Thursday, August 7, 2014
(San Mateo County) Harbor commissioners bicker over grand jury response
August 7, 2014
Half Moon Bay Review
By Clay Lambert
The San Mateo County Harbor Commission took up a damning civil grand jury report Wednesday night and those initial discussions could have been Exhibit A in the report itself, which called for dissolution a fractious, wasteful and redundant government board.
The agenda seemed straight forward enough: Set a timeline for response to the July report. California Penal Code 9933 mandates that the subject of civil grand jury investigations respond in a timely manner. The district may agree or disagree with the grand jury’s findings and recommendations, but it must respond. The grand jury has no power to enforce its recommendations.
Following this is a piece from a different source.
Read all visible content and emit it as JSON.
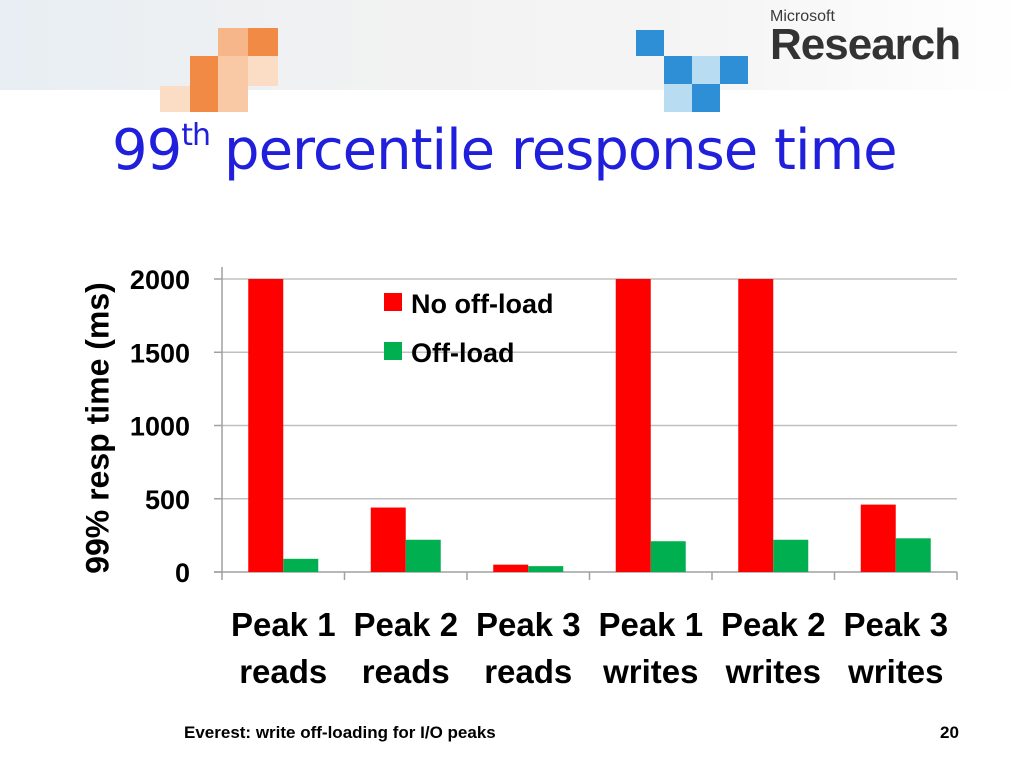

Mere discussion of that response quickly broke down along familiar lines Wednesday in a conference room at Sea Crest School that students and faculty call “Think Tank.”
Commissioner Jim Tucker suggested members of the elected board forward written comments on the report to the board’s attorney, Steve Miller, who would then fashion those into a draft report that commissioners could discuss at the board’s Aug. 20 meeting.
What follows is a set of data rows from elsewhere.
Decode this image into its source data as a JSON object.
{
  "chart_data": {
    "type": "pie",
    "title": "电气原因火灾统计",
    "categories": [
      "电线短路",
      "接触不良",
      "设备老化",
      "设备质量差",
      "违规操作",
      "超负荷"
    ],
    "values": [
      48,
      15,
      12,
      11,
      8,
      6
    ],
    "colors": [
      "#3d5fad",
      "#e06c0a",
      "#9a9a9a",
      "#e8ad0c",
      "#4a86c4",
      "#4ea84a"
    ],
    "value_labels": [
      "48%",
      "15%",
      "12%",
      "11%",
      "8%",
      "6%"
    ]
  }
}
“It’s not an enviable position to be in,” he said. “The grand jury, well meaning, pointed out some things we need to consider. I think we need to clear the air … and to be articulate in our response.”
Commissioner Sabrina Brennan countered that she was prepared to discuss the report in open session and thought that simply forwarding written comments to counsel was less than transparent. She said she planned to provide the civil grand jury with a separate, “minority report.”
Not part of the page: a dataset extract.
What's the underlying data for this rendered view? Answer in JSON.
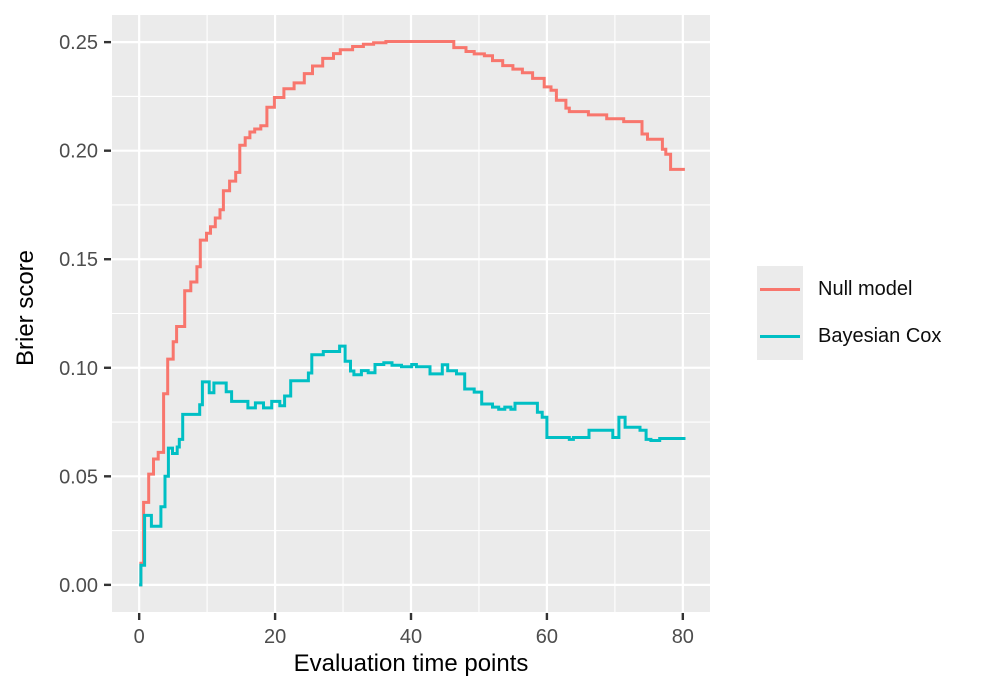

Brennan wasn’t the only one uncomfortable with Tucker’s suggestion. Miller, whose firm only recently contracted with the district, said repeatedly that was concerned the plan could violate the Brown Act governing public meetings and that he wanted nothing to do with interpreting the wishes of the commission.
“You are proposing something unusual,” he said. “Certainly I would be very uncomfortable making policy recommendations.”
In the end, the commission voted 4-1 to take up the matter in full on Aug. 20.
A similar dust-up occurred over discussion of a separate grand jury report. This one chastised 23 agencies in the county, including the Harbor District, for what the grand jury found as less-than transparent business practices. Among the grand jury’s recommendations were more robust public agency websites.
After agreeing to accept a list of recommendations, including that the district seek “District of Distinction” designation and that the commissioners themselves receive more training, the Commission voted 4-1 to send a completed response to the grand jury.
District General Manager Peter Grenell said the district was in “almost complete compliance” with the recommendations for good websites and praised its website as a place the public can go to for agendas, regulations and other communications.
Again, Brennan begged to differ.
“I do not find our website to be professional,” she said, noting the district spent more than $14,000 on the Web presence in the last year. “I can’t fathom how we’re spending that much money on our website.”